Figure 8.9 The variation of temperature fluctuations in the microwave background radiation found by the Boomerang project.13 A fit to the data by an almost critical expanding universe’s predictions for these fluctuations is shown. The angular location of the first peak in the fluc
tuation is our most sensitive probe of the total density of the Universe.
In 2001 a further satellite probe, MAP (the Microwave Background Explorer), will be launched by NASA to pin down the shape of the fluctuation curve with far greater precision over a wider range of sky angles. In 2007, an even more powerful detector, Planck Surveyor, will be launched by the European Space Agency to scrutinise these variations in exquisite detail. The potential pay-off from these two missions is huge. They will enable us to determine whether the distinctive relics of inflation do indeed exist in the Universe and probe directly the vacuum fluctuations emerging from the Big Bang.
These observations become even more powerful cosmological probes when they are combined with the information obtained from the observations of very distant supernovae that we discussed in Chapter 6. In Figure 8.10, the information from both of these observations are shown together. The vertical axis of the graph measures the amount of the energy density in the Universe that can reside in the form of quantum vacuum energy whilst the horizontal axis measures the amount in the form of ordinary matter.

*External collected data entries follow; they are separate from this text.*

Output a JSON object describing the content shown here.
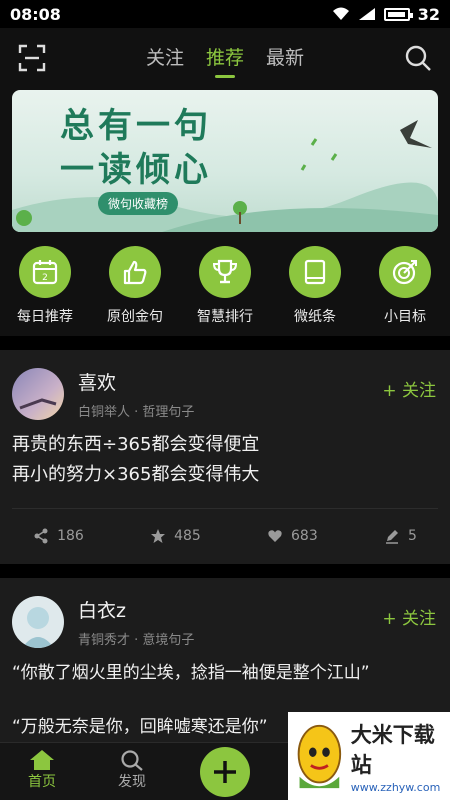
{
  "status_bar": {
    "time": "08:08",
    "battery": "32"
  },
  "nav": {
    "tabs": [
      "关注",
      "推荐",
      "最新"
    ],
    "active_tab": 1
  },
  "banner": {
    "title_line1": "总有一句",
    "title_line2": "一读倾心",
    "tag": "微句收藏榜"
  },
  "shortcuts": [
    {
      "label": "每日推荐",
      "icon": "calendar-icon",
      "badge": "2"
    },
    {
      "label": "原创金句",
      "icon": "thumbs-up-icon"
    },
    {
      "label": "智慧排行",
      "icon": "trophy-icon"
    },
    {
      "label": "微纸条",
      "icon": "book-icon"
    },
    {
      "label": "小目标",
      "icon": "target-icon"
    }
  ],
  "posts": [
    {
      "user": "喜欢",
      "meta": "白铜举人 · 哲理句子",
      "follow": "+ 关注",
      "text_line1": "再贵的东西÷365都会变得便宜",
      "text_line2": "再小的努力×365都会变得伟大",
      "shares": "186",
      "stars": "485",
      "likes": "683",
      "edits": "5"
    },
    {
      "user": "白衣z",
      "meta": "青铜秀才 · 意境句子",
      "follow": "+ 关注",
      "text_line1": "“你散了烟火里的尘埃，捻指一袖便是整个江山”",
      "text_line2": "“万般无奈是你，回眸嘘寒还是你”"
    }
  ],
  "bottom_nav": {
    "home": "首页",
    "discover": "发现"
  },
  "watermark": {
    "title": "大米下载站",
    "url": "www.zzhyw.com"
  },
  "colors": {
    "accent": "#8cc63f",
    "background": "#111111",
    "card": "#1c1c1c"
  }
}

The Boomerang observations are telling us that the Universe lies in the narrow triangular band in the bottom left of the picture, whilst the supernovae observations force it into the oval region lying at right angles to it. The observations pick out areas of the diagram rather than single points or lines because of the measurement uncertainties of the data. Remarkably, the two sets of observations have their largest uncertainties in opposite directions, so in combination they can pin down the Universe by their overlap with far greater uncertainty than when taken singly. We see that the overlap region requires that the vacuum energy contribution to the Universe is very significant. It cannot be anywhere near zero if these observations are both correct.